2. Better early detection of weak submissions

Low quality abstracts, irrelevant submissions, and unsupported language cases can be flagged earlier in the process. This saves time for program teams and human reviewers.

3. More contextual AI feedback

Because Virtual Reviewers are shaped by profile settings such as topic expertise, language, and reviewer role, their feedback is more relevant and less generic.

4. Stronger quality control without sacrificing human oversight

AI reviews remain separate and advisory only. Human committees keep control of official scoring and final decisions.

5. Easier comparison and triage

With separate cumulative columns for human and virtual ratings, organizers can quickly spot alignment, disagreement, and submissions that may need manual attention.


Here’s a practical example

Imagine you are running a large academic conference with several hundred abstracts spread across multiple tracks and languages.

You create three Virtual Reviewers:

  • one tuned for clinical research topics in English
  • one tuned for public health and interdisciplinary work
  • one tuned for French language submissions in life sciences

Each Virtual Reviewer is assigned submissions based on its configured profile. One reviews appropriate abstracts and submits structured advisory feedback through the normal review form. Another abstains on a submission because the content falls outside its expertise. A third flags a weak abstract with placeholder content.

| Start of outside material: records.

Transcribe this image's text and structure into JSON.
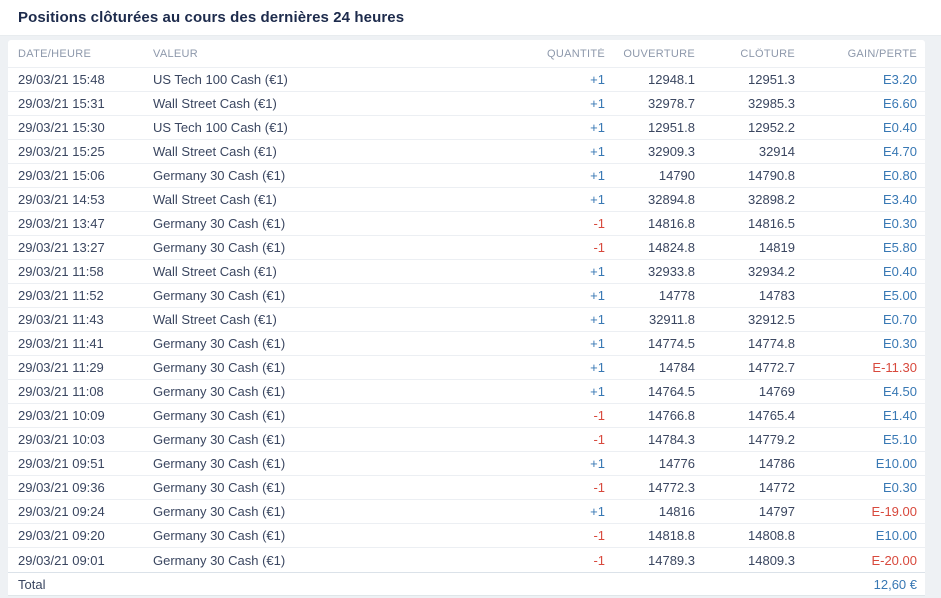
{
  "page": {
    "title": "Positions clôturées au cours des dernières 24 heures"
  },
  "table": {
    "columns": [
      "DATE/HEURE",
      "VALEUR",
      "QUANTITÉ",
      "OUVERTURE",
      "CLÔTURE",
      "GAIN/PERTE"
    ],
    "rows": [
      {
        "date": "29/03/21 15:48",
        "valeur": "US Tech 100 Cash (€1)",
        "quantite": "+1",
        "ouverture": "12948.1",
        "cloture": "12951.3",
        "gain": "E3.20"
      },
      {
        "date": "29/03/21 15:31",
        "valeur": "Wall Street Cash (€1)",
        "quantite": "+1",
        "ouverture": "32978.7",
        "cloture": "32985.3",
        "gain": "E6.60"
      },
      {
        "date": "29/03/21 15:30",
        "valeur": "US Tech 100 Cash (€1)",
        "quantite": "+1",
        "ouverture": "12951.8",
        "cloture": "12952.2",
        "gain": "E0.40"
      },
      {
        "date": "29/03/21 15:25",
        "valeur": "Wall Street Cash (€1)",
        "quantite": "+1",
        "ouverture": "32909.3",
        "cloture": "32914",
        "gain": "E4.70"
      },
      {
        "date": "29/03/21 15:06",
        "valeur": "Germany 30 Cash (€1)",
        "quantite": "+1",
        "ouverture": "14790",
        "cloture": "14790.8",
        "gain": "E0.80"
      },
      {
        "date": "29/03/21 14:53",
        "valeur": "Wall Street Cash (€1)",
        "quantite": "+1",
        "ouverture": "32894.8",
        "cloture": "32898.2",
        "gain": "E3.40"
      },
      {
        "date": "29/03/21 13:47",
        "valeur": "Germany 30 Cash (€1)",
        "quantite": "-1",
        "ouverture": "14816.8",
        "cloture": "14816.5",
        "gain": "E0.30"
      },
      {
        "date": "29/03/21 13:27",
        "valeur": "Germany 30 Cash (€1)",
        "quantite": "-1",
        "ouverture": "14824.8",
        "cloture": "14819",
        "gain": "E5.80"
      },
      {
        "date": "29/03/21 11:58",
        "valeur": "Wall Street Cash (€1)",
        "quantite": "+1",
        "ouverture": "32933.8",
        "cloture": "32934.2",
        "gain": "E0.40"
      },
      {
        "date": "29/03/21 11:52",
        "valeur": "Germany 30 Cash (€1)",
        "quantite": "+1",
        "ouverture": "14778",
        "cloture": "14783",
        "gain": "E5.00"
      },
      {
        "date": "29/03/21 11:43",
        "valeur": "Wall Street Cash (€1)",
        "quantite": "+1",
        "ouverture": "32911.8",
        "cloture": "32912.5",
        "gain": "E0.70"
      },
      {
        "date": "29/03/21 11:41",
        "valeur": "Germany 30 Cash (€1)",
        "quantite": "+1",
        "ouverture": "14774.5",
        "cloture": "14774.8",
        "gain": "E0.30"
      },
      {
        "date": "29/03/21 11:29",
        "valeur": "Germany 30 Cash (€1)",
        "quantite": "+1",
        "ouverture": "14784",
        "cloture": "14772.7",
        "gain": "E-11.30"
      },
      {
        "date": "29/03/21 11:08",
        "valeur": "Germany 30 Cash (€1)",
        "quantite": "+1",
        "ouverture": "14764.5",
        "cloture": "14769",
        "gain": "E4.50"
      },
      {
        "date": "29/03/21 10:09",
        "valeur": "Germany 30 Cash (€1)",
        "quantite": "-1",
        "ouverture": "14766.8",
        "cloture": "14765.4",
        "gain": "E1.40"
      },
      {
        "date": "29/03/21 10:03",
        "valeur": "Germany 30 Cash (€1)",
        "quantite": "-1",
        "ouverture": "14784.3",
        "cloture": "14779.2",
        "gain": "E5.10"
      },
      {
        "date": "29/03/21 09:51",
        "valeur": "Germany 30 Cash (€1)",
        "quantite": "+1",
        "ouverture": "14776",
        "cloture": "14786",
        "gain": "E10.00"
      },
      {
        "date": "29/03/21 09:36",
        "valeur": "Germany 30 Cash (€1)",
        "quantite": "-1",
        "ouverture": "14772.3",
        "cloture": "14772",
        "gain": "E0.30"
      },
      {
        "date": "29/03/21 09:24",
        "valeur": "Germany 30 Cash (€1)",
        "quantite": "+1",
        "ouverture": "14816",
        "cloture": "14797",
        "gain": "E-19.00"
      },
      {
        "date": "29/03/21 09:20",
        "valeur": "Germany 30 Cash (€1)",
        "quantite": "-1",
        "ouverture": "14818.8",
        "cloture": "14808.8",
        "gain": "E10.00"
      },
      {
        "date": "29/03/21 09:01",
        "valeur": "Germany 30 Cash (€1)",
        "quantite": "-1",
        "ouverture": "14789.3",
        "cloture": "14809.3",
        "gain": "E-20.00"
      }
    ],
    "total_label": "Total",
    "total_value": "12,60 €"
  },
  "colors": {
    "positive": "#3878b4",
    "negative": "#d8493d"
  }
}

Meanwhile, your human reviewers continue their normal work, and their scores remain the only scores that affect the official abstract rating.

Now your committee has more context, faster screening, and clearer visibility, without changing the integrity of the review process.

That is the real value here.


Built for real conference workflows

AI features often sound exciting in theory but fail in practice because they do not respect how review workflows actually work.

Dryfta’s AI Reviewers are different. They are built around the needs of program managers, scientific committees, and conference administrators who need practical help, not black box automation.

You stay in control of:

  • how many Virtual Reviewers to create
  • how each one is configured
  • which expertise areas and preferences they represent
  • how their feedback is used
  • how human and virtual ratings are viewed side by side

This makes the feature flexible enough for academic conferences, association events, call for papers workflows, and other submission driven programs where structure and accountability matter.